The committee that forecasts how much money the state will bring in for the Legislature to spend found a nearly $35 million shortfall when it met last week. The administration's plan to close the gap will use money from a tax amnesty that waived penalties on back-owed taxes to encourage delinquent taxpayers to settle their debts.
State law provides a way to make the switch, but some fiscally conservative lawmakers have doubted the constitutionality of using
a source that doesn't occur annually, such as profits from the sale of state property and court settlements, on expenses that recur.
Last session, some of those lawmakers argued the amnesty dollars should fall into that category since that kind of program brings in a large sum all at once. But Sen. Norby Chabert, R-Houma, who is second-in-command on the Senate's budget committee, disagrees.
"It's semantics," Chabert said. "Are they not tax dollars owed to the state?"
Rep.
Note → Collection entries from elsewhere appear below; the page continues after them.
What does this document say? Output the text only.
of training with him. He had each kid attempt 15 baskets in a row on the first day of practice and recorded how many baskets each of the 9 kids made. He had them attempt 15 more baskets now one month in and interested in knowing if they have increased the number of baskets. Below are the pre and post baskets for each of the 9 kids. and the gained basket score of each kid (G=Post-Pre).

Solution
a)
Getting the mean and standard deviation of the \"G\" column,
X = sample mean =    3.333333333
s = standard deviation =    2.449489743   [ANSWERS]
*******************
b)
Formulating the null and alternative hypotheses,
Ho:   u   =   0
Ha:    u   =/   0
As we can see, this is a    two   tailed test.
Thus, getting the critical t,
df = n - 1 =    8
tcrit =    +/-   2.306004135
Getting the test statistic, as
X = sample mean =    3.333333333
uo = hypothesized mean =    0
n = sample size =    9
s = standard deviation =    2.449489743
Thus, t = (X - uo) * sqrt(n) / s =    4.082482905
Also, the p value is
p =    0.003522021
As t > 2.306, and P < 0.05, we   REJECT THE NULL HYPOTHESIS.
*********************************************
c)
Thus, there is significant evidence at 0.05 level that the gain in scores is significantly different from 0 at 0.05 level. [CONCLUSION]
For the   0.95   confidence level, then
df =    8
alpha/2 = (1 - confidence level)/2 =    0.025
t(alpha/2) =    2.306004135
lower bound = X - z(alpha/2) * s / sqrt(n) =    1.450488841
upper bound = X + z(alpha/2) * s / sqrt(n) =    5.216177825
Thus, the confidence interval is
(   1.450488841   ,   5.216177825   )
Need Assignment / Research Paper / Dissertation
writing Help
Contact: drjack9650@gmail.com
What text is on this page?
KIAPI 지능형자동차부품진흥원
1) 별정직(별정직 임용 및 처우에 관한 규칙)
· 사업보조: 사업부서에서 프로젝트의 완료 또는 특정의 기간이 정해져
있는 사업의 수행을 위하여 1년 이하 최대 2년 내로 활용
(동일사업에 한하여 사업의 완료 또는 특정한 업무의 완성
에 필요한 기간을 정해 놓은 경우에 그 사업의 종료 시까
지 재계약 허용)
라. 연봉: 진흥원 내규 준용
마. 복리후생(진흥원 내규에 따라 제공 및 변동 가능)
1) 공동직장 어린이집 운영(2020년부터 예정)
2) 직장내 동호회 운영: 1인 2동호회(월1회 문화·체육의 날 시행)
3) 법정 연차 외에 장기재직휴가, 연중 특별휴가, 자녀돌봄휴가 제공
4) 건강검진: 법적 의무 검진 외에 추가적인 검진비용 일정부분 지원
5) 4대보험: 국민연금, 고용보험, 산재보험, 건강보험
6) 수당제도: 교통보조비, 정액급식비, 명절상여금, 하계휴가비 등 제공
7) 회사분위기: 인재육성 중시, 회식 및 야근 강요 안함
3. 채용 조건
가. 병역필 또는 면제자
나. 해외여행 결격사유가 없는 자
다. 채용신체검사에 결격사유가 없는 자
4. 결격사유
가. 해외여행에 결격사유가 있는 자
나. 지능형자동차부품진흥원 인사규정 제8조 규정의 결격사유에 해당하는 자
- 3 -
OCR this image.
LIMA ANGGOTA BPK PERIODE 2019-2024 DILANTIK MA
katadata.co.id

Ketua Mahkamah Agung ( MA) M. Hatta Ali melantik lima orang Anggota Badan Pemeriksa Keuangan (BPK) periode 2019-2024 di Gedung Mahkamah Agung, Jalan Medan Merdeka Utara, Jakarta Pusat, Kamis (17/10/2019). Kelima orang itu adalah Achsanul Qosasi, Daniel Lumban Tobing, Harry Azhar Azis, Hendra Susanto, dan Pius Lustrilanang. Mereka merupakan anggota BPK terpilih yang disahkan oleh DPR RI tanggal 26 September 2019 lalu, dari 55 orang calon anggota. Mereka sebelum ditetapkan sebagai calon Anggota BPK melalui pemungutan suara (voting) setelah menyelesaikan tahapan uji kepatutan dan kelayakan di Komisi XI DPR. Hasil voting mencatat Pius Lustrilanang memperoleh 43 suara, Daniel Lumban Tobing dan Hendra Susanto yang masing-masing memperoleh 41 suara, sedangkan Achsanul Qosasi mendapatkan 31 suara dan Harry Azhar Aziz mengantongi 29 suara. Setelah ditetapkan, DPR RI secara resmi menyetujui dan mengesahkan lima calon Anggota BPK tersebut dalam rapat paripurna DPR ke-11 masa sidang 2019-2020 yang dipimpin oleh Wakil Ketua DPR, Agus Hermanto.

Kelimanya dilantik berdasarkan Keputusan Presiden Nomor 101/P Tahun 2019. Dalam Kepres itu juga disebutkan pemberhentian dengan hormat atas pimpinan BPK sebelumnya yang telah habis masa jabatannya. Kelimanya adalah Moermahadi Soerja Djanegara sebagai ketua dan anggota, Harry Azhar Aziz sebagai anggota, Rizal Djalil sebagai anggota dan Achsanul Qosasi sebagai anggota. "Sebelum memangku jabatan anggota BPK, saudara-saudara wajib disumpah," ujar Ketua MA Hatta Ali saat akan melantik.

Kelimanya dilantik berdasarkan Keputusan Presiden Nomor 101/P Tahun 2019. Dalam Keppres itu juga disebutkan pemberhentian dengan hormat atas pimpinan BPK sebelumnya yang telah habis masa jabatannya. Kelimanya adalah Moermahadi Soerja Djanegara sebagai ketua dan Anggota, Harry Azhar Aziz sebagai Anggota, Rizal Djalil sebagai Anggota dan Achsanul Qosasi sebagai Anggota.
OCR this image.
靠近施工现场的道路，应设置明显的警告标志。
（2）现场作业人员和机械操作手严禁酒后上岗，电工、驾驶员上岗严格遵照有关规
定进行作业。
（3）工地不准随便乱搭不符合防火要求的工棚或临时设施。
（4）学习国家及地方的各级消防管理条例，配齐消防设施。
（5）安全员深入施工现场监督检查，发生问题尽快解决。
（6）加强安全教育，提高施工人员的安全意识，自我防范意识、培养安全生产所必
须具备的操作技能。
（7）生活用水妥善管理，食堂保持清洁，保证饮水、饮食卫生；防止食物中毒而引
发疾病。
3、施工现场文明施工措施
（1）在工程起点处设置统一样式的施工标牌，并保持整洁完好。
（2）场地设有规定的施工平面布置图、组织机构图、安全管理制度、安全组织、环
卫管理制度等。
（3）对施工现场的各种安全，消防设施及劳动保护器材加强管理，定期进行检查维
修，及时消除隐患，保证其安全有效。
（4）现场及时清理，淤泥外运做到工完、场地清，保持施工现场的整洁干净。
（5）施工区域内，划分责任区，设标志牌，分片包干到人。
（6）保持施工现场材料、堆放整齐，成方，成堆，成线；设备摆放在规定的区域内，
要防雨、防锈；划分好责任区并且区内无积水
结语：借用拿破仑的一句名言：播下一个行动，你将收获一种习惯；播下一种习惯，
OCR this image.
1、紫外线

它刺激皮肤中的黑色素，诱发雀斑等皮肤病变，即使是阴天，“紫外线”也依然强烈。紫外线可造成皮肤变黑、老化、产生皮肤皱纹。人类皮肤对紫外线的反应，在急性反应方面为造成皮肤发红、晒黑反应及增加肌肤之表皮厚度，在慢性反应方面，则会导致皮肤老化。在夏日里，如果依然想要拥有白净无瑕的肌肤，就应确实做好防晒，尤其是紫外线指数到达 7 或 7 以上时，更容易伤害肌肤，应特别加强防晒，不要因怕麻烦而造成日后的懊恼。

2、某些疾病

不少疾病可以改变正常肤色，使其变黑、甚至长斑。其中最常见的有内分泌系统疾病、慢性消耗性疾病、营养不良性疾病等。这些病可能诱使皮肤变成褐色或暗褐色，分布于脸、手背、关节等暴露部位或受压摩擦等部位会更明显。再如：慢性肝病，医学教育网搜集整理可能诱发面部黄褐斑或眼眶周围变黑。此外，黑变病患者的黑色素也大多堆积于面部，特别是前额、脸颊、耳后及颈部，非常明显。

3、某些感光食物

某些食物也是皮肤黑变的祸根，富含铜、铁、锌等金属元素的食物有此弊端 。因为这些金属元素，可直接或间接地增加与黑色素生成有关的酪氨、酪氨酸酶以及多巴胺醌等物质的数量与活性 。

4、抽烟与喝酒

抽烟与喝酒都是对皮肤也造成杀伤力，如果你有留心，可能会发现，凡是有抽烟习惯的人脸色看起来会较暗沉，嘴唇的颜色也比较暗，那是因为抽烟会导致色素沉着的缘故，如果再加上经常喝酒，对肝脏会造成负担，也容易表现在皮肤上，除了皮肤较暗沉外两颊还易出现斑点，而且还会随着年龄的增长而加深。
Joel Robideaux, R-Lafayette, sponsored the legislation that created the amnesty.
Robideaux, who earns a living as a CPA, said legal disputes over taxes often delay payments the state eventually collects.
"We don't collect taxes all at once," Robideaux said. "We count those as recurring. Just because it falls in an amnesty window does not make it non-recurring."
The amnesty, Robideaux said, simply jump-started the process in some cases.